Considerandolo come il secondo remake del libro
Tutto è opinabile. E’ vero. Però guardiamoci in faccia: la versione svedese di questo libro è praticamente un film tv. L’estetica, la banalizzazione dei contenuti più morali della pellicola, la gigioneria di quel Mikael, l’attenzione concentrata esclusivamente sull’indagine, anche un certo calcare la mano sugli aspetti più freak di Lisbeth. Da quelle parti di film veramente valevoli ne fanno, ma questo non è il caso. E’ un la ragazza del lago svedese, che sale di un gradino grazie alla capicità di Noomi Rapace di non gettare alle ortiche un personaggio così fuori standard, donandogli un’umanità inaspettata.
Se poi ragioniamo sul metro dell’adattamento migliore su scala cronologica, allora è inutile che ne discutiamo.
Se c’e’ un film che rende giustizia con interezza non al risvolto giallo, ma ai temi della scrittura di Larsson, è quello di Fincher. Aggiungiamoci una realizzazione più elegante e degli interpreti sempre azzeccati, anche tra i comprimari. Daniel Craig è una star hollywoodiana, ma sul Mikael figazzo un po’ sciupato dalla vita solitaria post divorzio, guidato dalla sua moralità assoluta che fa breccia nel cuore di ogni svedese, beh, non mi pare ci sia storia.
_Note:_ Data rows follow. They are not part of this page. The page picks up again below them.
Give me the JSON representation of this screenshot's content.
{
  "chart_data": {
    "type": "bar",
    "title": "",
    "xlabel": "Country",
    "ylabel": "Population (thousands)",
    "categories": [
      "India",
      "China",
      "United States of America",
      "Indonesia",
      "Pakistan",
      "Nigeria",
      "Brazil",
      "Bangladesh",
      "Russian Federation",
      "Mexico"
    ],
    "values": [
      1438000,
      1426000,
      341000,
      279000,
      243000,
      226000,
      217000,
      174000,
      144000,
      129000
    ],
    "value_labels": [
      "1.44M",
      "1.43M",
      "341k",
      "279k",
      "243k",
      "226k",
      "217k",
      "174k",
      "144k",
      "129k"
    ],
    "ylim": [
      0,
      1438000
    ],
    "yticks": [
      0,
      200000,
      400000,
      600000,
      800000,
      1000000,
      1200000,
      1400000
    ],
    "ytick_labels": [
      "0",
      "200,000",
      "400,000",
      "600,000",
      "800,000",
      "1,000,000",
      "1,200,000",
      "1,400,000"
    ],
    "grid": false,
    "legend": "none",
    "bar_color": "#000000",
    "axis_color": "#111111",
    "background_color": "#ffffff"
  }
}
Sulla questione del non vederlo perché la violenza nei film mi fa impressione e Fincher è misogino quindi sarà ancora più violento… per me è un ragionamento al limite della fantascienza. Soprattutto considerando il fatto che la pellicola svedese, a conti fatti, non taglia niente e anzi, mostra di più nella tanto vituperata scena dello stupro. Sotto quel punto di vista i film si equivalgono, anzi, Fincher glissa chiudendo una porta e lasciando al solo audio il compito di agghiacciarci. Ovvio che se si specula su una pellicola considerando i propri ragionamenti non come ipotesi ma come certezze fondate sul nulla, è inutile discuterne. Infine sulle polemiche riguardanti l’atmosfera plumbea della pellicola di Fincher, come se la materia iniziale fosse neutra e ambientata in quel di Capri, vi grazierò di ulteriori commenti.
Lo vado a vedere? Sì, se hai voglia di un buon film basato su un cold case piuttosto intricato e supportato da un ottimo lato tecnico e interpretativo. Ci shippo qualcuno? Mh, non è questo il punto. Coefficiente viuleeenza? A patto di non essere troppo impressionabili, non vi turberà la coscienza. A meno che vi infastidiscano le scene di nudo. Ma allora che ci state a fare qui? XD
Conferisco al film una di gradimento personale come roba che avrei voglia di rivedere subito. E per i guardaroba da svenimento con cui hanno rifinito Daniel Craig.